Enter the Meta-Veg
This time of year it can be a challenge to name a single item of produce that isn’t ripe. The earth has tilted squarely toward peak veg, the gazpacho days of summer when anyone can be a vegetarian with barely an effort. Even the most dedicated carnivore might find themselves satisfied, at the end of a meat-free meal, and not even realize it. I get that way for a salad I call Greco Roman Caprese. I realize that by going public with such a name, I might never be able to travel freely on the Island of Capri, where the iconic salad of tomato, basil and mozzarella is supposed to have originated. But I mean it with the utmost respect.
My capricious version employs feta cheese instead of mozzarella, and adds cucumber, onion, garlic, lemon juice, vinegar and not just basil but parsley and even thyme. So it’s truly a stretch to call this salad caprese. But when the tomato, basil and cheese find each other in your mouth, and that distinct flavor combination hits, I don’t know what else we are supposed to call it.
Still, the ingredients change it. To me, the most striking part of this salad is how the acids from the tomato juice, vinegar, and lemon all combine. Redundancy is underrated. Adding multiple sources of acid creates a more complex flavor than would a single sour ingredient.
The relatively mild-mannered cucumber’s job is to provide an aquatic stage upon which the stronger flavors can play out their drama. Those refreshing chunks serve as a peaceful counterpoint to the swirl of herbs, acids, and spicy allium bulbs. The sharp and savory pizzazz of garlic and onion dance on the cheese and tomato while flavoring the acids with their spicy pungency. When I stir it together and the fragrances combine, my whole body feels hungry for this earthy, savory combination, each bite like a splashy step through a freshly watered garden.

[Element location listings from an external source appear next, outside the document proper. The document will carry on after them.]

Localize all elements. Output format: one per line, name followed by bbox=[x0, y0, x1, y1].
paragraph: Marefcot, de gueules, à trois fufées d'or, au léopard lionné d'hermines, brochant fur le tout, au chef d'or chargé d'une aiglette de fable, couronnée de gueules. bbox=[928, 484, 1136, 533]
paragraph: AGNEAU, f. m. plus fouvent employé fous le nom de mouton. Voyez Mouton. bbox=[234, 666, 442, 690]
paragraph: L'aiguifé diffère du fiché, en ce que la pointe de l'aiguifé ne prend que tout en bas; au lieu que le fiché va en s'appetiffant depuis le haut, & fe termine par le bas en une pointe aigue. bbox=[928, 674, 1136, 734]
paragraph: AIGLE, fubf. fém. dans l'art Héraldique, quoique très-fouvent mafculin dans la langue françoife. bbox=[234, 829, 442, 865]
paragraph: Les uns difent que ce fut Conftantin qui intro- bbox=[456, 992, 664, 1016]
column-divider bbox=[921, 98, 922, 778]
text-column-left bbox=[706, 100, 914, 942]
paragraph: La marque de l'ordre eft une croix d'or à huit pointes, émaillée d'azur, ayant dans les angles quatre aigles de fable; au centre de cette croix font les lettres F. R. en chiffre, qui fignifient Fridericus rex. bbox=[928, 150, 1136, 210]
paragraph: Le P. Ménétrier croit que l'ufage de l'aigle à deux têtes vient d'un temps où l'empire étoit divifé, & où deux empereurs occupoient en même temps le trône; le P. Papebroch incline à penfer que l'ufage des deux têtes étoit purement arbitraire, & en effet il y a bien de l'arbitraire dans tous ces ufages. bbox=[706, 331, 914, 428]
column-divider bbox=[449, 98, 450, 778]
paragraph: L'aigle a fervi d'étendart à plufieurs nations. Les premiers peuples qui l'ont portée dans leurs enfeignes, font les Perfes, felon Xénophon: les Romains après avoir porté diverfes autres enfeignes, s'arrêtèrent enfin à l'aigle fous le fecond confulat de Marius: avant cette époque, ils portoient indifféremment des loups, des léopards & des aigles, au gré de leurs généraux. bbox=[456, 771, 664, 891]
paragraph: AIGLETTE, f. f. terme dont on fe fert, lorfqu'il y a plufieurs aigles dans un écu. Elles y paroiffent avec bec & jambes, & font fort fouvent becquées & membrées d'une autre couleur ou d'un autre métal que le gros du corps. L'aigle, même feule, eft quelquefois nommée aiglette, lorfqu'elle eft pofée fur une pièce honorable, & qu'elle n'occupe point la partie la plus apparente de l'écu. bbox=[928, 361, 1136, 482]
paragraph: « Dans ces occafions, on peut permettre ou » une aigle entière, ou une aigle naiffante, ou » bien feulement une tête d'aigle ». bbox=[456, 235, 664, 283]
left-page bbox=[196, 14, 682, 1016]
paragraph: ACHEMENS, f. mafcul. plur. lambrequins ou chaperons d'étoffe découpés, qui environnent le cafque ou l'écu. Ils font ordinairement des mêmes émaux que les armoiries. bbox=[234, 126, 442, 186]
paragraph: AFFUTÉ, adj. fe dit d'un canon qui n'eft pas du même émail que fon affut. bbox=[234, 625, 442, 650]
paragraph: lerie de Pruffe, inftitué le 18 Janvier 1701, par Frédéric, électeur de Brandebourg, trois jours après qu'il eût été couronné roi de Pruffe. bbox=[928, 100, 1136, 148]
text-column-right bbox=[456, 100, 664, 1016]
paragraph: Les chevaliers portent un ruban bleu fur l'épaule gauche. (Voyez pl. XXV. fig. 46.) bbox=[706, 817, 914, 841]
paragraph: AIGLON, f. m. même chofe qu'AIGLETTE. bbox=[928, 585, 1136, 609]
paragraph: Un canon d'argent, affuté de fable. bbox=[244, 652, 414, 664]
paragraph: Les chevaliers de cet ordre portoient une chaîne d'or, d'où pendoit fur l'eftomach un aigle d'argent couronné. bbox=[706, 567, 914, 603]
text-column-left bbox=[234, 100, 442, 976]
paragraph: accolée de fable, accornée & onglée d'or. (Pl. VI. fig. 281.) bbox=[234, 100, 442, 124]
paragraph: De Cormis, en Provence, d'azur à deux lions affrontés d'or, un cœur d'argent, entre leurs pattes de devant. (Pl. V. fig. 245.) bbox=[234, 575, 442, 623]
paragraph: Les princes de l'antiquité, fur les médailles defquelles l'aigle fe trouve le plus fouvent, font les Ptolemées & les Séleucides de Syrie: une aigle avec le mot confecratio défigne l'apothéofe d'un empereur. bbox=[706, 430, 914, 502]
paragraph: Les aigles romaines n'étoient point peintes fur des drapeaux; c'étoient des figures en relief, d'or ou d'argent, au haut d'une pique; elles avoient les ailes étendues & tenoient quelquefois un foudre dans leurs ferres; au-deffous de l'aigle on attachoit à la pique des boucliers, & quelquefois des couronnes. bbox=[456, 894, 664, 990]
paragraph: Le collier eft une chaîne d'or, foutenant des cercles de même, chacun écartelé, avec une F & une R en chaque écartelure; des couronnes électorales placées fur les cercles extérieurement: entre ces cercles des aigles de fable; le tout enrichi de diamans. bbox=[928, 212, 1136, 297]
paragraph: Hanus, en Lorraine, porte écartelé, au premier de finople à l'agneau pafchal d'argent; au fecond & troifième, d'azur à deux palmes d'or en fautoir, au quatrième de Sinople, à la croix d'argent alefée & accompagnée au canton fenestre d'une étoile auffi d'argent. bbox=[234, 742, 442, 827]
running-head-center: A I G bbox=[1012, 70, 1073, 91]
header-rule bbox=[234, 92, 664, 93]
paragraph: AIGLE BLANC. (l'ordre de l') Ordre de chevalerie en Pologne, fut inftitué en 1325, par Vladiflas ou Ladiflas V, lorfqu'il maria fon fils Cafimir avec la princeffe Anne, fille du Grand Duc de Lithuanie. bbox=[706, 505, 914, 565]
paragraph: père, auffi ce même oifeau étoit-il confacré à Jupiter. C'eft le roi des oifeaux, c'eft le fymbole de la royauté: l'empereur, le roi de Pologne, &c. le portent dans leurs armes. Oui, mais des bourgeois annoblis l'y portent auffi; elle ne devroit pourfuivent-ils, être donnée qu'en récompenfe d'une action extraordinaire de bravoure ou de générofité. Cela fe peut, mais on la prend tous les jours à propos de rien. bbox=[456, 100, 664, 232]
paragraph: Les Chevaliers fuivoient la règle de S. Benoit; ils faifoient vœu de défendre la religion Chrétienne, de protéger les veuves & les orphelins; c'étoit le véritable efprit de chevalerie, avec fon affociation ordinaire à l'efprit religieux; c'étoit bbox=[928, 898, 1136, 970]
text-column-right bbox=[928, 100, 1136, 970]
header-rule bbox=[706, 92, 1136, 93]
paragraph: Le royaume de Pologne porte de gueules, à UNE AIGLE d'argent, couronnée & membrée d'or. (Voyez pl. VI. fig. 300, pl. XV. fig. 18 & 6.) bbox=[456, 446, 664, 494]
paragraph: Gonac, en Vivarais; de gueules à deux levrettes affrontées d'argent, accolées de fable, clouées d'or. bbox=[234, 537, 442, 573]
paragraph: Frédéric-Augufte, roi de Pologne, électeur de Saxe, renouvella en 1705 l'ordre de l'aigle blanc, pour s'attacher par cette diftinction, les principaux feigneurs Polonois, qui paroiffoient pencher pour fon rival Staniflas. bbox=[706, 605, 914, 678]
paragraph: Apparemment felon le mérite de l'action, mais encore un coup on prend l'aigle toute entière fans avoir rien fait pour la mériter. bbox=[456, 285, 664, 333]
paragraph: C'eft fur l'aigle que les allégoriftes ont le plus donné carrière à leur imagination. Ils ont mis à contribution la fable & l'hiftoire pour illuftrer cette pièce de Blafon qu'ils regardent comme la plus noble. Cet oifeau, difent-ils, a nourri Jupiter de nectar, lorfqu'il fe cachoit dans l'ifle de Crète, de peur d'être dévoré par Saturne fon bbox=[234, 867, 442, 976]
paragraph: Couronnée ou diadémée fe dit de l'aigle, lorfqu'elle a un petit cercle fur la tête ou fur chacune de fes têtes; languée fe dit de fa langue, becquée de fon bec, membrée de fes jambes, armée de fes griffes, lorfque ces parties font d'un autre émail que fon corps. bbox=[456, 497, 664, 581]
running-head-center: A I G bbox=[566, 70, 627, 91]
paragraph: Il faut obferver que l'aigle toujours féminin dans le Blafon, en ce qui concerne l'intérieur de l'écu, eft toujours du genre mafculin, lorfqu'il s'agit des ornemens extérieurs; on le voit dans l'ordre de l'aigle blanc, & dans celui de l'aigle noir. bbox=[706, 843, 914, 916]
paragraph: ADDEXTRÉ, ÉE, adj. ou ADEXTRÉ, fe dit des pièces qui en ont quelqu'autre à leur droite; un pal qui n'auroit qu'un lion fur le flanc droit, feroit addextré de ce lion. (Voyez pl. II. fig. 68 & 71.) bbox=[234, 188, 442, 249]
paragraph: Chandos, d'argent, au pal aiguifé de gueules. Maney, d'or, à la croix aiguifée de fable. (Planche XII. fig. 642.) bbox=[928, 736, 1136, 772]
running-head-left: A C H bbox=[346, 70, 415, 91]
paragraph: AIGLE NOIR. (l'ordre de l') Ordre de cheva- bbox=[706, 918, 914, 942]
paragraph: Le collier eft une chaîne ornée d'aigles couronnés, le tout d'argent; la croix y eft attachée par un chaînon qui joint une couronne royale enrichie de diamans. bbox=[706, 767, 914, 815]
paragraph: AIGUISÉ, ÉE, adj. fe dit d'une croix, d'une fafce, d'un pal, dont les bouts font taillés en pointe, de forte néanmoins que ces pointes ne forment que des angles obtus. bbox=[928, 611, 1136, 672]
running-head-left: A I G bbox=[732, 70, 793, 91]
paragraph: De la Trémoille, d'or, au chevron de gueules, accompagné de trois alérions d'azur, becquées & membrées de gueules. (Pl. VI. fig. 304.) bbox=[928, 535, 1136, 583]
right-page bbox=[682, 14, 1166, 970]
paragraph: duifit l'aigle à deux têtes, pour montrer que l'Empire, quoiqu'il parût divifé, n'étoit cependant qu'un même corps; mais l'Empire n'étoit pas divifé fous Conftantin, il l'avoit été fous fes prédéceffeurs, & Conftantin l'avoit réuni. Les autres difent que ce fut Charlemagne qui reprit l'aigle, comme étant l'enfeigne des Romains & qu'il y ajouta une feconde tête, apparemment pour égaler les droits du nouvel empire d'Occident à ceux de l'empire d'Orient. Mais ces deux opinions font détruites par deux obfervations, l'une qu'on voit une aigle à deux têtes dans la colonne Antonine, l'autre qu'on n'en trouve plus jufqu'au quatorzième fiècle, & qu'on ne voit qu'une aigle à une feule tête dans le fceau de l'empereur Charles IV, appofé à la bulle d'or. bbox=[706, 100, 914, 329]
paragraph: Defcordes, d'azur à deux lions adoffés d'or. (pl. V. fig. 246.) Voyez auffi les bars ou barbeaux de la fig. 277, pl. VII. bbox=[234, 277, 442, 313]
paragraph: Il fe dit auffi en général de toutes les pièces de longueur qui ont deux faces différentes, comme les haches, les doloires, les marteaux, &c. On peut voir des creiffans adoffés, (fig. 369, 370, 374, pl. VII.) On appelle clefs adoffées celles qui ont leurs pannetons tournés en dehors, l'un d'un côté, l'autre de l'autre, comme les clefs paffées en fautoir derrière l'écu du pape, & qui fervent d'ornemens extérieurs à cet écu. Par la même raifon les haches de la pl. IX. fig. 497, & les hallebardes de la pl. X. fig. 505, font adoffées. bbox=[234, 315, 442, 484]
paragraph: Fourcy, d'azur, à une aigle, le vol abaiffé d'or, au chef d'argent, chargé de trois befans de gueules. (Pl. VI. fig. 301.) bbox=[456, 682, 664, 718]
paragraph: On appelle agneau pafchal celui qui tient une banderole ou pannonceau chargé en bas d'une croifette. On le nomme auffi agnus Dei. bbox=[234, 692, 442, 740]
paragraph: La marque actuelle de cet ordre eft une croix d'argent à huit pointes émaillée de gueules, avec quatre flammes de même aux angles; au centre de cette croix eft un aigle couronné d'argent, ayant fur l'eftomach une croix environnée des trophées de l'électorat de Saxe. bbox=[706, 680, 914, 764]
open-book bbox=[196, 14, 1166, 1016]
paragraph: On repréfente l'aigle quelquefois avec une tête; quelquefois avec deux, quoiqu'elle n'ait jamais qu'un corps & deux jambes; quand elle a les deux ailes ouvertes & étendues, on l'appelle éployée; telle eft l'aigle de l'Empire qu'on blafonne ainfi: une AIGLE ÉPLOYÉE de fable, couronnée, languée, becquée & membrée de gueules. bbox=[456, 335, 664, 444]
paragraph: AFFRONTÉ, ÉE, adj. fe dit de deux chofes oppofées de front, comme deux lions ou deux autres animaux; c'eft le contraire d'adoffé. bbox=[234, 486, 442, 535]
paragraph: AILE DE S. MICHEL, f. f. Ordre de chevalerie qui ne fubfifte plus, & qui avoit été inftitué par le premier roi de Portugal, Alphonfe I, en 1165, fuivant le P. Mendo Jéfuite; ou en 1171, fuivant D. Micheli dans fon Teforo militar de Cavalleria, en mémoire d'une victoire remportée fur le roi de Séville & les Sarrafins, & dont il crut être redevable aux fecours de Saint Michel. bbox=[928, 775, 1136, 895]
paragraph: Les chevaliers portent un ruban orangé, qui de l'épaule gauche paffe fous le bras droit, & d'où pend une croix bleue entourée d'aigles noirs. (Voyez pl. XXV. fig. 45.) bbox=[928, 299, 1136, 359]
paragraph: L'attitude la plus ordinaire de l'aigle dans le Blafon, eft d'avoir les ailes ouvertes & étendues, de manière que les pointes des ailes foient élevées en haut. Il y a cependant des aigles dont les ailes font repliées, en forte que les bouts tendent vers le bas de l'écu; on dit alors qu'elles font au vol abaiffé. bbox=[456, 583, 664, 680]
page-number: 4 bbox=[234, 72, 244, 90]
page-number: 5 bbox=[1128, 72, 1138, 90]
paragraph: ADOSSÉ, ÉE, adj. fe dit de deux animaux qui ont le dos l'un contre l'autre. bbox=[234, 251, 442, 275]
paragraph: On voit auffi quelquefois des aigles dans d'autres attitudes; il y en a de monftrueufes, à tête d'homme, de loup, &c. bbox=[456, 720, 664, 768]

The other day I made another batch, and the leftovers were mostly dressing, which I used to season baked eggplant. First I sliced the eggplants in half, end-to-end, and cut a little bit off the bottom of each half, so they could sit flat with the cut sides facing up. I placed as many of these halves as I could fit into a deep oven pan. Then, with a short knife I scored crosshatches on each cut face, so they looked like pieces of graph paper. I topped each half with a sprinkle of salt, a spoonful of minced garlic, and a pour of olive oil, and then drenched everything in the leftover Greco Roman dressing. After baking for two hours at 350 I let the eggplant cool. The next day, I shoveled my next batch of salad atop the room temperature eggplant. And once again, I entered the meta-veg.
Greco Roman Caprese
Remember, while vegetables are the star of this salad, it depends on the creamy, salty feta to pull the whole thing together. Don’t skimp on the cheese.
1 medium onion, minced finely
3 pressed garlic cloves
2 lemon’s worth 8-10 tablespoons
1 cup olive oil
3 tablespoons balsamic
3 tablespoons white or red wine vinegar
2 teaspoons salt
2 lb cucumber – I preferred it peeled – sliced into roughly half-inch chunks or rounds
One large bunch of parsley, leaves pulled from the stalks
One large bunch of basil, leaves pulled from the stalks
One bunch of thyme, leaves only (optional)
3 lb – or more – tomatoes (preferably a mix), cut into chunks about an inch on a side
1 pound sheep feta, cut into ½-inch or so cubes
In a bowl, combine the onion, garlic, lemon juice, vinegars, salt and olive oil. Set this dressing aside while you prep the vegetables and cheese.
Add the cucumbers to a large bowl, followed by the tomatoes, parsley, basil leaves, and feta. Add the dressing and lightly toss, lifting from the bottom. We don’t want to crumble the feta, crush the tomatoes or mangle the herbs.
Serve immediately, and when the chunks are gone, save the dressing. You can use it as a marinade or a sauce for baked eggplant or zucchini. Or drink it, like the Greco Roman elixir it is.